Rubrik: musikschule )) DIREKT
erschienen in: üben & musizieren 3/2016 , musikschule )) DIREKT, Seite 12

Die isländische Künstlerin Björk ist eine herausragende Erscheinung in der – „Musikwelt“, möchte man schreiben. Doch hier fängt das Problem der Einordnung bereits an. Denn auch wenn man sie nur als Musikerin betrachtet, hätte der gut sortierte Plattenhandel mehrere Möglichkeiten, ihre CDs abzulegen: mindestens gleichberechtigt unter „Pop“ und „Neue Musik“ oder „Avantgarde“. Doch Björk ist eben noch viel mehr: Interpretin, Komponistin, als Medienkünstlerin immer auf der Suche nach neuen Ausdrucksformen, Videokünstlerin, als Performerin eine begnadete Selbstdarstellerin. Im Frühjahr 2015 wurde Björk im New Yorker Museum of Modern Art (MoMa) als erste „Popmusikerin“ mit einer Retrospektive geehrt.
Nicht zuletzt kann Björk mit Fug und Recht auch als Pädagogin bezeichnet werden. Ihrem achten Studioalbum Biophilia lag zunächst die Idee zugrunde, Kindern und musikalischen Laien mithilfe interaktiver Medien musikalische Grundbegriffe näherzubringen. Frustriert von ihrem eigenen Musikunterricht, entwarf sie zunächst Pläne, ein leer stehendes Haus in Reykjavik zum Musikmuseum umzubauen, in dem jeder Raum einen musikalischen Gedanken hätte repräsentieren sollen.
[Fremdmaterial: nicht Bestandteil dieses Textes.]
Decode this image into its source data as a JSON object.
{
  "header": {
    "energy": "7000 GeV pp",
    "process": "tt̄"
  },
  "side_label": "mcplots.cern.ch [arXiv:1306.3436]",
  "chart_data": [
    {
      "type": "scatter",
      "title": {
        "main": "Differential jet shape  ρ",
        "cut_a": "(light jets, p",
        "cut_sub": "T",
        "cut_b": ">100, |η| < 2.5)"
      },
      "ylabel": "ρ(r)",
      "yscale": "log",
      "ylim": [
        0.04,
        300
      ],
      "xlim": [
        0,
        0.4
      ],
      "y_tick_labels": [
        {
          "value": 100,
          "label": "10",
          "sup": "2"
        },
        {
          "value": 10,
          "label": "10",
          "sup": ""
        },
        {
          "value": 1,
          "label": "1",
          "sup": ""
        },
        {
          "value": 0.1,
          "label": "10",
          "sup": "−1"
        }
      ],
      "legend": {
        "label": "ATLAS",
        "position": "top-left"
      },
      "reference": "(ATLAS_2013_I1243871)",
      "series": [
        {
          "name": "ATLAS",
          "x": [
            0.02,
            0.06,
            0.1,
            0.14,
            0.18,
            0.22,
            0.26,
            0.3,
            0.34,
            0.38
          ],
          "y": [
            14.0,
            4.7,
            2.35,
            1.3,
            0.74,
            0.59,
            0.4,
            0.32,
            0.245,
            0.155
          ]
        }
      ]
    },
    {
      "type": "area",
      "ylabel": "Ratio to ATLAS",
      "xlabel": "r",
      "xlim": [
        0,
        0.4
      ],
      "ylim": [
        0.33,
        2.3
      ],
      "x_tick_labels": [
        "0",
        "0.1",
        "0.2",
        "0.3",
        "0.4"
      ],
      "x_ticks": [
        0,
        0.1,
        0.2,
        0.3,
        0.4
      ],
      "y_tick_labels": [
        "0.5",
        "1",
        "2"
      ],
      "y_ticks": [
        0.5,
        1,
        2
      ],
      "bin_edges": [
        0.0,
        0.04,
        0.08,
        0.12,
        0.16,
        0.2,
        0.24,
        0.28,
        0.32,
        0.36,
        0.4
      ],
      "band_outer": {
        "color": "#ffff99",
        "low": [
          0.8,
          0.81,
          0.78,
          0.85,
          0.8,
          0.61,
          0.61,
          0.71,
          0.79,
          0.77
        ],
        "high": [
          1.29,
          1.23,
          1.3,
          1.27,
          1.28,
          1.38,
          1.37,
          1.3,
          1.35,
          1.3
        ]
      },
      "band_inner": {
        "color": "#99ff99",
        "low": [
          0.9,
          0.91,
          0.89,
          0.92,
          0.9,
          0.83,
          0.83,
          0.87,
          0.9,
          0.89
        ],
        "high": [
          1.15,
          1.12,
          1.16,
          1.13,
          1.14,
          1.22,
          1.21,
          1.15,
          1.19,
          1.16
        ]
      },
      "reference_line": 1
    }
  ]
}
Unzählige weitere Ideen flossen in das Mammutprojekt Biophilia ein: die Darstellung von Phänomenen der Natur mittels Musik, eigens entwickelte elektronische Instrumente wie eine „Gravitationsharfe“, eine „singende Teslaspule“ oder eine überdimensionale Spieldose, genannt „Sharpsichord“. Für die Umsetzung ihrer übersprudelnden Fantasien gerade recht, brachte Apple 2010 das iPad auf den Markt. Hierin erkannte Björk die Chance, ihre Ideen umzusetzen, und verwendete das neue Tablet nicht nur zum Komponieren und zur Livesteuerung ihrer futuristischen Inst­rumente, sondern entwickelte ein Konzept für ein App-Album, dessen Erscheinen als herkömmliche Audio-CD nur die kleinstmögliche Manifestation darstellte.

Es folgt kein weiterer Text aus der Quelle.